How do I prove $2 \binom n2 + 4 \binom n4 + 6 \binom n6 + \cdots = n 2^{n-2}$

Question

How do I prove $2 \binom n2 + 4 \binom n4 + 6 \binom n6 + \cdots = n 2^{n-2}$

I thought about using known $\sum k\binom nk = n2^{n-1} $ and then just dividing it by 2. But is it possible you can help me with writing the full solution, because for the first known theorem you need to derivate $(a+b)^n $and also $a=1, b=x$. But for this one it won't work. maybe I can just prove that known theorem I presented, prove it, and then just divide it by 2. because the known theorem is $1 \binom n2 + 2 \binom n4 + 3 \binom n6 + \cdots$ (co efficients are divided by two than the presented question)

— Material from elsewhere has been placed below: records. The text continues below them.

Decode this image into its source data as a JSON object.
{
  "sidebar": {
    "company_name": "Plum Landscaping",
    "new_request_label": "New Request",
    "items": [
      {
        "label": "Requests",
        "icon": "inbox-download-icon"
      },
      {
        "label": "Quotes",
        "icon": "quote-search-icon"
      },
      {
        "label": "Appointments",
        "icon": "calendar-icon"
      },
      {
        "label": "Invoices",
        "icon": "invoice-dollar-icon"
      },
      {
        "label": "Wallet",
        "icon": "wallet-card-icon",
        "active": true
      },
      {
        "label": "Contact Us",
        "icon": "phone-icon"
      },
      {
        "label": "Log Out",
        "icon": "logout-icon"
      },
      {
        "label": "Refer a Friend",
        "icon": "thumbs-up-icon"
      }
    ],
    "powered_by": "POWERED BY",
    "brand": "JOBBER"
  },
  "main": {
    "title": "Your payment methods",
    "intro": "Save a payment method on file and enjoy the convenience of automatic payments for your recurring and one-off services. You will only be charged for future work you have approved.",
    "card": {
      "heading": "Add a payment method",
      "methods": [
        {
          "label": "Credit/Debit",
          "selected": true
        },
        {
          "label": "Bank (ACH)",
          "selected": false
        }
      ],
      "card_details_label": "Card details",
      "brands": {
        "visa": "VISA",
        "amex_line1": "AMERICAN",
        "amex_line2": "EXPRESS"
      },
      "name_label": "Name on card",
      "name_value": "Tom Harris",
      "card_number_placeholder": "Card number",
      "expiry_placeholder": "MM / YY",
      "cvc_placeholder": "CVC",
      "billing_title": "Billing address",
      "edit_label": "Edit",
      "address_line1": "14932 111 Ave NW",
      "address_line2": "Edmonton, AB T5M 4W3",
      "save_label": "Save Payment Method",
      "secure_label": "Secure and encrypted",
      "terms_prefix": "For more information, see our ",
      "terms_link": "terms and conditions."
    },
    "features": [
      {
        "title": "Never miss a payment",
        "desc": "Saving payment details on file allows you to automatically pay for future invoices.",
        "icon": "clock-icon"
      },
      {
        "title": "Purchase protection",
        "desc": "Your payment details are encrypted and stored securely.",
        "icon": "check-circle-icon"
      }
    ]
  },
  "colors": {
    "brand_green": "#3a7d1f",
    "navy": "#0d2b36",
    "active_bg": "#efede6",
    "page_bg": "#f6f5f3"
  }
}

Edit: I posted a solution.

Answer 1

\begin{align*} (1+x)^n & = \sum_{k=0}^n \binom{n}{k}x^k\\ \frac{d}{dx}(1+x)^n & = \sum_{k=1}^n k\binom{n}{k}x^{k-1}\\ n(1+x)^{n-1} & = \sum_{k=1}^n k\binom{n}{k}x^{k-1} \end{align*} Likewise \begin{align*} n(1-x)^{n-1} & = \sum_{k=1}^n (-1)^kk\binom{n}{k}x^{k-1} \end{align*} Now add $$n(1+x)^{n-1} +n(1-x)^{n-1} =2\sum_{\stackrel{k=1}{k \text{ even}}}^nk\binom{n}{k}x^{k-1}$$ and evaluate at $x=1$.

Answer 2

Hint: For an "algebraic" argument, note that $k \binom{n}{k}=n\binom{n-1}{k-1}$.

Answer 3

For a combinatorial argument, suppose that you have a pool of $n$ candidates, and you want to choose from that pool a team with an even number of members and appoint one of those members captain. Clearly the lefthand side of your identity counts the number of ways to do this, dividing the count up according to the size of the team. However, we can also do it by first choosing a captain and then choosing an odd number of the remaining $n-1$ candidates to fill out the team. There are $n$ ways to choose the captain and $2^{n-2}$ odd-sized subsets of the remaining $n-1$ candidates, so we can carry out the task in $n2^{n-2}$ ways.

Note, though, that this fails if $n<2$: in that case the lefthand side is $0$.

Answer 4

Simple solution:

$(1-x)^n = 1 - \binom n1x + \binom n2 x^2 - \binom n3 x^3+ ...$, now we derivate, and then we enter $ x = 1 $. and then we take all the coefficients with negative signs to $LHS$ and we keep the positive ones in $RHS$. opinions?